Companies are doing what you expect them to do, incumbents are trying to protect their space by making the battlefield the mobile space, and the incumbents in wireless are attempting to adopt a platform that allows them to create more better options for their customers. And at the same time, play defence, the battle is not just about mobile, they see the threat that Android and platforms of this type represent to the core cash earning businesses of the PC space.
BI: Do you think that the patent system is broken?
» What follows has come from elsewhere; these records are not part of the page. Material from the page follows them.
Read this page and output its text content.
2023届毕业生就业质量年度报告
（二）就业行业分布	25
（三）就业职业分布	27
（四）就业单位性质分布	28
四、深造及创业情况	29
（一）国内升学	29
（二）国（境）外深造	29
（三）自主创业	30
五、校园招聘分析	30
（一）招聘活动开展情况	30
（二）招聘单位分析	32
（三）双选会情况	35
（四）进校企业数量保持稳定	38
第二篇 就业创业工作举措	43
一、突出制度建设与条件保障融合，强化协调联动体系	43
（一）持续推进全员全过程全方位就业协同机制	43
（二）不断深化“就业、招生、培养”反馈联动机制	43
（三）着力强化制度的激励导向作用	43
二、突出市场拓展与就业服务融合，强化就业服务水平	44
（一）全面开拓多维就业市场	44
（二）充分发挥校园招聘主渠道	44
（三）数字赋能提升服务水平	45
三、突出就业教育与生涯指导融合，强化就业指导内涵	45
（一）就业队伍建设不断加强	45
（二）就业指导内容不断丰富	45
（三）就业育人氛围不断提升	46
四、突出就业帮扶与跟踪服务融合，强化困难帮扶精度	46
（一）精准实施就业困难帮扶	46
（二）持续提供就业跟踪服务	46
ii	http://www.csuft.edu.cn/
KB: No. I think reform is good. Any legislation is born of compromise. I think the next arena to be tackled is the ITC, and ITC reform, and I would propose that over time you’ll see that open source and Linux because of the economic benefits that these platforms provide, will actually be subject to public interest exception so that you will see fewer opportunities for companies and trolls to forum shop and to seek to avoid the effects of bay, by using the ITC. And the ITC will go back to a more type focus of cases that are more properly within its purview.
BI: The other thing I hear is that software should not be patentable at all because it’s just a collection of mathematical algorithms. What do you think of that argument?
KB: I’m a supporter of the patent system and I believe that the subject matter of what’s patentable is within the patent and trademark offices and those that guide their hand. I believe there should be much fewer patents issued and much higher bar, and if we had a history of codifying inventions in the Linux and open source community over the last 20 years, that through defensive publications or patents, we’d have the benefits of those patents, or defensive publications being statements of art that could then be used to raise the bar on what’s patentable. I think that’s unfortunate but we’re working on programs with other companies to make code searchable and have it be an effective source of prior art going forward. So we’re trying to address those issues in collaboration with other companies but I don’t think the solution is to go back and say the patent system is broken, and rail against the system. But rather accept that we have the system that we have, and how do we work within it so we still have avenues for innovation and advances in technology.